Drugs of abuse acquire different degrees of control over thoughts and actions based not only on the effects of drugs themselves, but also on predispositions of the individual. Those individuals who become addicted are unable to shift their thoughts and actions away from drugs and drug-associated stimuli. Thus in addicts, exposure to places or things (cues) that has been previously associated with drug-taking often instigates renewed drug-taking. We and others have postulated that drug-associated cues acquire the ability to maintain and instigate drug-taking behavior in part because they acquire incentive motivational properties through Pavlovian (stimulus-stimulus) learning. In the case of compulsive behavioral disorders, including addiction, such cues may be attributed with pathological incentive value ("incentive salience"). For this reason, we have recently begun to explore individual differences in the tendency to attribute incentive salience to cues that predict rewards. When discrete cues are associated with the non-contingent delivery of food or drug rewards some animals come to quickly approach and engage the cue even if it is located at a distance from where the reward will be delivered. In these animals the reward-predictive cue itself becomes attractive, eliciting approach towards it, presumably because it is attributed with incentive salience. Animals that develop this type of conditional response are called "sign-trackers". Other animals, "goal-trackers", do not approach the reward-predictive cue, but upon cue presentation they immediately go to the location where food will be delivered (the "goal"). For goal-trackers the reward-predictive cue is not attractive, presumably because it is not attributed with incentive salience. We review here preliminary data suggesting that these individual differences in the tendency to attribute incentive salience to cues predictive of reward may confer vulnerability or resistance to compulsive behavioral disorders, including addiction. It will be important, therefore, to study how environmental, neurobiological and genetic interactions determine the extent to which individuals attribute incentive value to reward-predictive stimuli.

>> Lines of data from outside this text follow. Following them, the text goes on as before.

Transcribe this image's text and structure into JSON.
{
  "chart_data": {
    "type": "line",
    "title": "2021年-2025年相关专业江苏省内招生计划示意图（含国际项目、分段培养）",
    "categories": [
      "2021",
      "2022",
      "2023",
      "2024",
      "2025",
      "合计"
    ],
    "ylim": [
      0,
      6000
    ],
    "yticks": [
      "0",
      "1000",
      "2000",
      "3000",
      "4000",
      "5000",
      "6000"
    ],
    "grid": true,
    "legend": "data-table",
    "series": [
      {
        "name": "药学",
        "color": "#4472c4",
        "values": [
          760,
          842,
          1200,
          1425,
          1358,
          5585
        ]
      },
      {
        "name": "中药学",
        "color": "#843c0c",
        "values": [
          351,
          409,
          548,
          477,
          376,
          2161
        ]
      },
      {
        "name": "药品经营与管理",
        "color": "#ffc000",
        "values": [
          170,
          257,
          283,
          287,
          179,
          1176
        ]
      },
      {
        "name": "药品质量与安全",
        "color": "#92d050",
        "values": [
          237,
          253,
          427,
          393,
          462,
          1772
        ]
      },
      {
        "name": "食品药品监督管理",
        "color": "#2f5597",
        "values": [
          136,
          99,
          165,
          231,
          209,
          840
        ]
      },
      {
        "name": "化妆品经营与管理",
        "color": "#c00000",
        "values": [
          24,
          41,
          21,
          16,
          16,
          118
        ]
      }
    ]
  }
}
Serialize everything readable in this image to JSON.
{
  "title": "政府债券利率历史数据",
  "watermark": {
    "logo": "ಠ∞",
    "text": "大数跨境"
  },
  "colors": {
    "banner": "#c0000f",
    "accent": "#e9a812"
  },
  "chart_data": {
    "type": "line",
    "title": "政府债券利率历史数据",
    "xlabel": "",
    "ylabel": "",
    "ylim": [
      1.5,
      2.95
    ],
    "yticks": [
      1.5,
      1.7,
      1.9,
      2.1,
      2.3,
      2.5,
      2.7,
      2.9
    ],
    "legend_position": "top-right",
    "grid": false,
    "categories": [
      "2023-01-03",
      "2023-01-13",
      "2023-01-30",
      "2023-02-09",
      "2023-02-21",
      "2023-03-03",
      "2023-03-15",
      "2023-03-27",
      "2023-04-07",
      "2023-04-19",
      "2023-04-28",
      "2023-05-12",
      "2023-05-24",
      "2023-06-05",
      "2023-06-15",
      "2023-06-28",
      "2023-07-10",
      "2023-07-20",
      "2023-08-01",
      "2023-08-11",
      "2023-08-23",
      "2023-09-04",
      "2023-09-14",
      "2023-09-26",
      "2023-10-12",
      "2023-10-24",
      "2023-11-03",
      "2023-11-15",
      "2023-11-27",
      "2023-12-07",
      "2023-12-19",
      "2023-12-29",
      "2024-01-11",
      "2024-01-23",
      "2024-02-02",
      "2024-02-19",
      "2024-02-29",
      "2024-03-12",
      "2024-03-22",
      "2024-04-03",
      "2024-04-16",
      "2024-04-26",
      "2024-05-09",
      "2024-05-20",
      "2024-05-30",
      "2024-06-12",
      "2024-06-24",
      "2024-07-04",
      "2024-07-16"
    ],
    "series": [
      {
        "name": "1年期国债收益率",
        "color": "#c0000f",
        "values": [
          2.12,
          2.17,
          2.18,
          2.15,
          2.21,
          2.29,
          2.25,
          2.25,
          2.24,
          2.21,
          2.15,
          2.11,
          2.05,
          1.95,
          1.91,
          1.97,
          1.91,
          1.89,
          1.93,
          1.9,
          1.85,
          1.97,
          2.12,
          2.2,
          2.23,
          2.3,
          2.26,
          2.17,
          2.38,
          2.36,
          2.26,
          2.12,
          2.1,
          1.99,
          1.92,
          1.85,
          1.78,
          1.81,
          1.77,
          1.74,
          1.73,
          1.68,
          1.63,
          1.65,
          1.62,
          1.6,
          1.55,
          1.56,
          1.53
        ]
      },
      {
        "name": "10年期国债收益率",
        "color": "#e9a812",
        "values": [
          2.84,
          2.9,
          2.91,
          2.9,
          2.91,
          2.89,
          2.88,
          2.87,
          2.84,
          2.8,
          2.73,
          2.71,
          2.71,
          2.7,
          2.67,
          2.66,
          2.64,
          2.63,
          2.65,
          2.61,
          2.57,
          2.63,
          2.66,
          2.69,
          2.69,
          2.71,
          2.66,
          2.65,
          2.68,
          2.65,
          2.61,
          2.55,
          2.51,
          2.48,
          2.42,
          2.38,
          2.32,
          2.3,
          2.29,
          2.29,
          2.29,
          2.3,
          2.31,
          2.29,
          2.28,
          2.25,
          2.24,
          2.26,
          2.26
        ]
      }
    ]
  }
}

滥用药物对思想和行为的控制程度各不相同,这不仅取决于药物本身的作用,还取决于个体的易感性。那些成瘾的个体无法将他们的思想和行为从药物及与药物相关的刺激中转移出来。因此,对于成瘾者来说,接触以前与吸毒相关的场所或事物(线索)往往会引发再次吸毒行为。我们和其他人推测,与药物相关的线索获得维持和引发吸毒行为的能力,部分原因是它们通过巴甫洛夫式(刺激-刺激)学习获得了激励动机特性。在包括成瘾在内的强迫行为障碍中,此类线索可能被赋予了病理性激励价值(“激励显著性”)。出于这个原因,我们最近开始探索个体在将激励显著性赋予预测奖励的线索的倾向上的差异。当离散线索与食物或药物奖励的非偶然发放相关联时,一些动物即使线索位于离奖励发放地点有一段距离的地方,也会很快接近并与线索互动。在这些动物中,奖励预测线索本身变得具有吸引力,引发对它的接近,大概是因为它被赋予了激励显著性。形成这种条件反应类型的动物被称为“信号追踪者”。其他动物,即“目标追踪者”,不会接近奖励预测线索,但在线索出现时,它们会立即前往食物将被发放的地点(“目标”)。对于目标追踪者来说,奖励预测线索没有吸引力,大概是因为它没有被赋予激励显著性。我们在此回顾初步数据,这些数据表明,在将激励显著性赋予预测奖励的线索的倾向上的这些个体差异,可能导致对包括成瘾在内的强迫行为障碍的易感性或抵抗力。因此,研究环境、神经生物学和基因相互作用如何决定个体将激励价值赋予奖励预测刺激的程度将很重要。